How to update this doc

When you land a feature that touches a handler dispatch on h.cpProv != nil, add or update the matching row. If you can't implement both backends in the same PR, mark the row docker-only or ec2-only and file an issue tracking the gap.

When you add a NEW dispatch site

If you find yourself writing if h.cpProv != nil { ... } else if h.provisioner != nil { ... } for a new operation (Pause, Hibernate, Snapshot, etc.):

  1. Add a <Op>WorkspaceAuto method on WorkspaceHandler next to the existing dispatchers.
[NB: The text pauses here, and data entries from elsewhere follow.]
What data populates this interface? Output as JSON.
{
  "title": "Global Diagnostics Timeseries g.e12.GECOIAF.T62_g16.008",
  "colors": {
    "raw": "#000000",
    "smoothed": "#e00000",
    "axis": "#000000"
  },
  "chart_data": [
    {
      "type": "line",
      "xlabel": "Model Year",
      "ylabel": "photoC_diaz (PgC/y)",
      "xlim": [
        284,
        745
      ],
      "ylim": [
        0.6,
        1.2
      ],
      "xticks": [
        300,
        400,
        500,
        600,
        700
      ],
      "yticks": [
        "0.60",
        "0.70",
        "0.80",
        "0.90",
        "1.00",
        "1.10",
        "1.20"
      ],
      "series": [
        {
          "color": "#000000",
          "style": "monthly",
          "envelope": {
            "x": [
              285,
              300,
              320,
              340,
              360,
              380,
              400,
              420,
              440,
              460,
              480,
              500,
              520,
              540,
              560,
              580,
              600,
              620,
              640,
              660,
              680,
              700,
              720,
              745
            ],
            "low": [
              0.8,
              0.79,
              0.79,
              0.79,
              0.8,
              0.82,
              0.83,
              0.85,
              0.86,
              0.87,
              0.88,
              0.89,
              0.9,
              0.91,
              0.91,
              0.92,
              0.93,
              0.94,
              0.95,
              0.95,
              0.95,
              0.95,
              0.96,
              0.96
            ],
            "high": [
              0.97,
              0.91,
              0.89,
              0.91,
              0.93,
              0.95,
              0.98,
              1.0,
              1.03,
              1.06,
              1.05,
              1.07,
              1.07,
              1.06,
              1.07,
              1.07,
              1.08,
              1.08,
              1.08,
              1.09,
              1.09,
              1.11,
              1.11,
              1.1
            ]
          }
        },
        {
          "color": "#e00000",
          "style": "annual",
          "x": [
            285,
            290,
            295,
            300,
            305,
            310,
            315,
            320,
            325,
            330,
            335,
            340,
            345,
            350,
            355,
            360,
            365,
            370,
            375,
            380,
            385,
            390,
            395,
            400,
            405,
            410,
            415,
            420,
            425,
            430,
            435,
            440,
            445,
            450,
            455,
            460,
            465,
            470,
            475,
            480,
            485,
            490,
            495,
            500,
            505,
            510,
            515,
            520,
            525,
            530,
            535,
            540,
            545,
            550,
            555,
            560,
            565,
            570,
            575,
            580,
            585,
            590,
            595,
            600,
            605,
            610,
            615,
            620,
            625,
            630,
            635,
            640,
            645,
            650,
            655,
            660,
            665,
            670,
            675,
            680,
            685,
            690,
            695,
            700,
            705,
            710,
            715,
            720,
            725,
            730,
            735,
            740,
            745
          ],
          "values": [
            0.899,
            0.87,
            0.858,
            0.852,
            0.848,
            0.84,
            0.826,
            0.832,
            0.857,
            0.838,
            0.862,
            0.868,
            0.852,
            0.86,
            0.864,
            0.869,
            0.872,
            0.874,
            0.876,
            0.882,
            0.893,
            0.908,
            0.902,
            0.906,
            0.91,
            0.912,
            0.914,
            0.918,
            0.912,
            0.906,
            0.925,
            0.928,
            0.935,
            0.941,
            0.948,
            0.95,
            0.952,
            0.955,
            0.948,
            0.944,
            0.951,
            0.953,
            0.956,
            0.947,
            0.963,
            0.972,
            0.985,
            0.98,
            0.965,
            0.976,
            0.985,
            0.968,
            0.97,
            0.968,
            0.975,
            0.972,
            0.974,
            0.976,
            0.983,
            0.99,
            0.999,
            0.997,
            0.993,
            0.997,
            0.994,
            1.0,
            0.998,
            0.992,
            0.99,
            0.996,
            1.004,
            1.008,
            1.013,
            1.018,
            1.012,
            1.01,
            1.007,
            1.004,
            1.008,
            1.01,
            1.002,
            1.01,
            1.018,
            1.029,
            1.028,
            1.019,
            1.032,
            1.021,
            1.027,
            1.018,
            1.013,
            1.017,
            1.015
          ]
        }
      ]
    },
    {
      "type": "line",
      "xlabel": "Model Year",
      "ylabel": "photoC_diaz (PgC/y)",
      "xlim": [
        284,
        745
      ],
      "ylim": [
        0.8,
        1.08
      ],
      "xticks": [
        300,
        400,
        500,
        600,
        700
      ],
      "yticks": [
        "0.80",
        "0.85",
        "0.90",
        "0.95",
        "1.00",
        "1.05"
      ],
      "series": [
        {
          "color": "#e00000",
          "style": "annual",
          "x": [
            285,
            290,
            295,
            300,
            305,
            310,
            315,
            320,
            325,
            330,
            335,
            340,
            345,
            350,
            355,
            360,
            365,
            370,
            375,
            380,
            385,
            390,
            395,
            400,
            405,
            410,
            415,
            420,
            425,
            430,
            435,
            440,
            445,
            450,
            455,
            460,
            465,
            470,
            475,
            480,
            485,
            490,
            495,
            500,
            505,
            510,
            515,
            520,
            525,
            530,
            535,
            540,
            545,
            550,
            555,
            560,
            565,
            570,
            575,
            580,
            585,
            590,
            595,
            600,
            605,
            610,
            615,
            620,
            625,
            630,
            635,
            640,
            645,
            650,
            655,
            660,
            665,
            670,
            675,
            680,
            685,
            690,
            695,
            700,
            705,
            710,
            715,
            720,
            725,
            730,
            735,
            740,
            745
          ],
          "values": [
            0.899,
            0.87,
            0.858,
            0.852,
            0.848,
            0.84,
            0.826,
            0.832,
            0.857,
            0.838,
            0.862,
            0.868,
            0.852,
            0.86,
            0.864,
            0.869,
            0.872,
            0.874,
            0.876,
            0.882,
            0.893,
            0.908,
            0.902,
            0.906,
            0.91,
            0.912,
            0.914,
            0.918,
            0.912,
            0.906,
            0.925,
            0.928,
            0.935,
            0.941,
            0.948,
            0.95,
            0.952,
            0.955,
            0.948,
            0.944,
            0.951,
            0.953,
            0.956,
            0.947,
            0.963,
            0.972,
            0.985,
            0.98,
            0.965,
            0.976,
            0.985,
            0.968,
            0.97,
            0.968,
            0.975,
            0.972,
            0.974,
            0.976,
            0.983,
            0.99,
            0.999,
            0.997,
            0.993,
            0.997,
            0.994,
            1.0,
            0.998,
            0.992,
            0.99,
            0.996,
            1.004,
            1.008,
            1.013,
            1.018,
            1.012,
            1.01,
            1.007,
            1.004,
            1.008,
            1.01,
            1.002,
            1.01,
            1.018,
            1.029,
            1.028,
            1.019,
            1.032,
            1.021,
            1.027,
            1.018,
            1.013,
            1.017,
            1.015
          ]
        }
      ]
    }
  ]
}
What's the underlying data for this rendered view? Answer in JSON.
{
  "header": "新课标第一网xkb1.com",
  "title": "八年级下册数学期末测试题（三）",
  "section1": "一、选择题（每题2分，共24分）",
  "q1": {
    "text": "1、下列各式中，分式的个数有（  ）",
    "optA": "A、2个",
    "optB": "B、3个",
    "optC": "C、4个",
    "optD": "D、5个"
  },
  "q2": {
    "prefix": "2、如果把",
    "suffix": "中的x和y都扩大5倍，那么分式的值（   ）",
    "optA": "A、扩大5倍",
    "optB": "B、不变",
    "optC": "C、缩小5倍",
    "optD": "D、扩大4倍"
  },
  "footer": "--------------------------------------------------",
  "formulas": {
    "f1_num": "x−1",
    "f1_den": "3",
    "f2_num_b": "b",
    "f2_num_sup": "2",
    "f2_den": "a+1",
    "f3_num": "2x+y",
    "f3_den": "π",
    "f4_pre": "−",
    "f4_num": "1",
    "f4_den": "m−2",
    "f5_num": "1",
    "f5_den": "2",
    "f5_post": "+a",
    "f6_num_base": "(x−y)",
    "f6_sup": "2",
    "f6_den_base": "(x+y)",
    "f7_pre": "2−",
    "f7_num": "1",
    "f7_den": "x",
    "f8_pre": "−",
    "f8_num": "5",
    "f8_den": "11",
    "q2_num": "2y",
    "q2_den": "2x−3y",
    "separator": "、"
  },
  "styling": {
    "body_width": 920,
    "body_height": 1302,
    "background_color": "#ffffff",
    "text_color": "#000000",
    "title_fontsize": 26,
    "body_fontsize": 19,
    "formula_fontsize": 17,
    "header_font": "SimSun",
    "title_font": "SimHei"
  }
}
Mirror the docstring shape: routing, no-backend fallback, ordering rationale.
  2. Add a source-level pin in workspace_provision_auto_test.go — the bare-call shape your dispatcher replaces, fail when a handler reintroduces it.
  3. Add a row to the matrix above with the dispatcher reference.
  4. If your operation has retry semantics specific to a hot path, leave them in the original location for now and file a follow-up under #2799 — don't bake retry into the generic dispatcher unless every caller benefits.

The pattern is "one dispatcher per verb." Don't fold every operation into provisionWorkspaceAuto — different verbs have different no-backend fallbacks (mark-failed for Start, no-op for Stop, false for Has).